The research is what is known as a meta-study: an analysis of pre-existing data published on the subject. The authors, from the University of Adelaide, Australia, scoured through 632 papers investigating marine ecosystems, and the findings were damning.
The exponential increase in the carbon dioxide content in the atmosphere doesn’t just cause a more potent greenhouse effect: the gas dissolves in water to form carbonic acid, and the more we emit, the more acidic the oceans get. If this happens at a rate too fast for life to adapt, then it will begin to die out. This is precisely what the authors of the study found, showing that biodiversity across a range of ocean communities will drop and many key species that underpin these ecosystems will die out.
"There is a mismatch with less food available for carnivores," said Ivan Nagelkerken, one of the co-authors of the study, in a statement. "There will be a species collapse from the top of the food chain down."

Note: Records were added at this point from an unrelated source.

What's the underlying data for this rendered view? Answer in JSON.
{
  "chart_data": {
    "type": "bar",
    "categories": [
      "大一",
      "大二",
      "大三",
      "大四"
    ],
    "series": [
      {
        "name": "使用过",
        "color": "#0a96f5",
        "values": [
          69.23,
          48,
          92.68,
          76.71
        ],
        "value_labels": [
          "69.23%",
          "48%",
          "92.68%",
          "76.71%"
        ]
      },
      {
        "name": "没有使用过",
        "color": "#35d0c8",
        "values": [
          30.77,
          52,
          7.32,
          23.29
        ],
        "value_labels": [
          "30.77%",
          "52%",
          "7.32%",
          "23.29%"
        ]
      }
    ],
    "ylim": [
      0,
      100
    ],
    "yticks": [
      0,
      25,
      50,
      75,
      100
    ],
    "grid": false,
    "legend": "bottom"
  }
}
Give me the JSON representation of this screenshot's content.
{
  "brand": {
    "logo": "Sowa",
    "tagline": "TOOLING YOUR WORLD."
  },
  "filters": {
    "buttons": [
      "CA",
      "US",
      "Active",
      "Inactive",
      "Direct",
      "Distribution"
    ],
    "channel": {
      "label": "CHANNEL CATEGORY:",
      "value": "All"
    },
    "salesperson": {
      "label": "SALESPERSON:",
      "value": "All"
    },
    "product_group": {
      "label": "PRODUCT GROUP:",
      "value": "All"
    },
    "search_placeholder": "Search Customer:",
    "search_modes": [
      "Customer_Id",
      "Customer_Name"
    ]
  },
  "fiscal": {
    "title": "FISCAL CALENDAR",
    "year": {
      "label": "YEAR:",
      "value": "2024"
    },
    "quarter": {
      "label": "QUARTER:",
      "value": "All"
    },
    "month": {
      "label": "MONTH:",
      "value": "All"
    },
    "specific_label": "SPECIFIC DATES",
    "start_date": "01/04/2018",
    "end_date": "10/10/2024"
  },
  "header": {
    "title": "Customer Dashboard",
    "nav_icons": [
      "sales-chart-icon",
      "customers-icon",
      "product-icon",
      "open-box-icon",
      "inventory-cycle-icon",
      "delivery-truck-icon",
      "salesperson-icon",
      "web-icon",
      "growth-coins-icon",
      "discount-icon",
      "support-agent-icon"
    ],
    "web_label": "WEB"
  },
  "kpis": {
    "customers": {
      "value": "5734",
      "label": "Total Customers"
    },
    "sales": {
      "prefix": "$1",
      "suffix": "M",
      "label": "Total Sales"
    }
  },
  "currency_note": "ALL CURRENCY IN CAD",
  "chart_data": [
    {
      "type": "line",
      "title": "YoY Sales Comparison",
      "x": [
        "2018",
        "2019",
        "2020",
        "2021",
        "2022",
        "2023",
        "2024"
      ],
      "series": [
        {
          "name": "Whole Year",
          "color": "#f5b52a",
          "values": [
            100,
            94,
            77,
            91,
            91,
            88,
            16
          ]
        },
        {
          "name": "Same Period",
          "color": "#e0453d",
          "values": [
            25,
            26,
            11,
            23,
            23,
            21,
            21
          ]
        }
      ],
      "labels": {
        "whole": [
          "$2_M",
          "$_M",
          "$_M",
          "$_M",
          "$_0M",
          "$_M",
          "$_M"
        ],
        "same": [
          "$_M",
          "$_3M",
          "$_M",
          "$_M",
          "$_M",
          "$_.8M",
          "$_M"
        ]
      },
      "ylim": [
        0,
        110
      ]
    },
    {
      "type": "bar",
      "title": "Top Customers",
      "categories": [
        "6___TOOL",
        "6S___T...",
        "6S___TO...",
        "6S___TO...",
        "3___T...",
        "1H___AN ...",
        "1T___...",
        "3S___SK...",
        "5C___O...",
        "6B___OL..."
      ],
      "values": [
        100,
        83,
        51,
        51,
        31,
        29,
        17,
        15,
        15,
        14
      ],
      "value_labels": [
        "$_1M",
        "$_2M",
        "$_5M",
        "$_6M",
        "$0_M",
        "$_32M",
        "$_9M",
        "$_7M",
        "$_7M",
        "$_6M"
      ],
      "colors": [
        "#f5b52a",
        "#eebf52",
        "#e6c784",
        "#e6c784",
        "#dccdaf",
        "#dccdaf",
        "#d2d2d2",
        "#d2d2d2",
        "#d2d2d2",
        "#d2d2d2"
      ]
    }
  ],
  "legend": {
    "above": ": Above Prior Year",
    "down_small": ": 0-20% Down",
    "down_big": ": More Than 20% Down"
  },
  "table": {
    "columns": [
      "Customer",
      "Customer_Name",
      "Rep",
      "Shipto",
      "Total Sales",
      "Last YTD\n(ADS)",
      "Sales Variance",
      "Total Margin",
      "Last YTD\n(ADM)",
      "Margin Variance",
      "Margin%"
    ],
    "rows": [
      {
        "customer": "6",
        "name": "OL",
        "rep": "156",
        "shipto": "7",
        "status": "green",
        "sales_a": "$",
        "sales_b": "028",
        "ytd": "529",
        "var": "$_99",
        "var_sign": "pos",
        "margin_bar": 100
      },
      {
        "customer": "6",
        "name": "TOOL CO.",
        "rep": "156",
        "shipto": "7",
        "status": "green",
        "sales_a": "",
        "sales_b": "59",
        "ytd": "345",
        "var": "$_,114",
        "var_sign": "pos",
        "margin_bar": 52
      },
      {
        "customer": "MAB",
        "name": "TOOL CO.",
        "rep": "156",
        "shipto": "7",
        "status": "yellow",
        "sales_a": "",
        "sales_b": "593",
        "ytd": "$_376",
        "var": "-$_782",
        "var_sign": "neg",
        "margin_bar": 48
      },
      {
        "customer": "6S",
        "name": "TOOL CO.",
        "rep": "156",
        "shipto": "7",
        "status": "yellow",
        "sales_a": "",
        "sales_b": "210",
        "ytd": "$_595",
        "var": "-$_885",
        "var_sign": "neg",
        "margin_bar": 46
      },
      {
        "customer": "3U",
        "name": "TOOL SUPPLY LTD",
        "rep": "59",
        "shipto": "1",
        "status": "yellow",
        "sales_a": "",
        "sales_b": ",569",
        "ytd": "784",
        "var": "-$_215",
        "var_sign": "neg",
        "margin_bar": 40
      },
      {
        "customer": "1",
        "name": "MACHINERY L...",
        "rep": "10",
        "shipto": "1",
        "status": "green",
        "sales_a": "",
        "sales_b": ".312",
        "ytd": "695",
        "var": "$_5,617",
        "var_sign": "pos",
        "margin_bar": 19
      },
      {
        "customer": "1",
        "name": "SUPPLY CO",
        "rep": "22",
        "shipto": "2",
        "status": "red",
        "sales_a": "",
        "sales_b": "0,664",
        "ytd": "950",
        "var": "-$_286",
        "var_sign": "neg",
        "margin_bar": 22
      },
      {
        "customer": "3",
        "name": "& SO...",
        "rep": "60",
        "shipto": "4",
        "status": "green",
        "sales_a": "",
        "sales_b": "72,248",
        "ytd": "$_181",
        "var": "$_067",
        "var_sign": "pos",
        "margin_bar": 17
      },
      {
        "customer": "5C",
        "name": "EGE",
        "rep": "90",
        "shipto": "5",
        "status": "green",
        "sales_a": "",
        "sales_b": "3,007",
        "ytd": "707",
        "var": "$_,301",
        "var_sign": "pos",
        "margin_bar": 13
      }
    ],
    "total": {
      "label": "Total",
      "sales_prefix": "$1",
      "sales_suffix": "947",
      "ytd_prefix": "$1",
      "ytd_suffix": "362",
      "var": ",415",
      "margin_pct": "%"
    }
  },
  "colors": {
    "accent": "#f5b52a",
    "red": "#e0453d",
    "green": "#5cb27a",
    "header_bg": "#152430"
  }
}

This study will also come as bad news for coral reefs: both increasing water temperatures and rates of acidification will hamper the ability for coral to form habitats. With a new global bleaching event declared by the National Oceanic and Atmospheric Administration, this news strikes a particularly morbid tone.
“We know relatively little about how climate change will affect the marine environment," said Sean Connell, the other co-author of the study, in the statement. "Where quantitative [measurable by numbers] assessments exist, they typically focus on single stressors, single ecosystems or single species. This analysis combines the results of all these experiments to study the combined effects of multiple stressors on whole communities, including species interactions and different measures of responses to climate change."
Make no mistake, this ecosystem collapse will directly affect us humans – fisheries around the world will find major stocks of fish being rapidly depleted as a result. As always, the only sensible thing to do is to try and curb global carbon emissions, which is precisely what the upcoming UN conference will hope to agree on.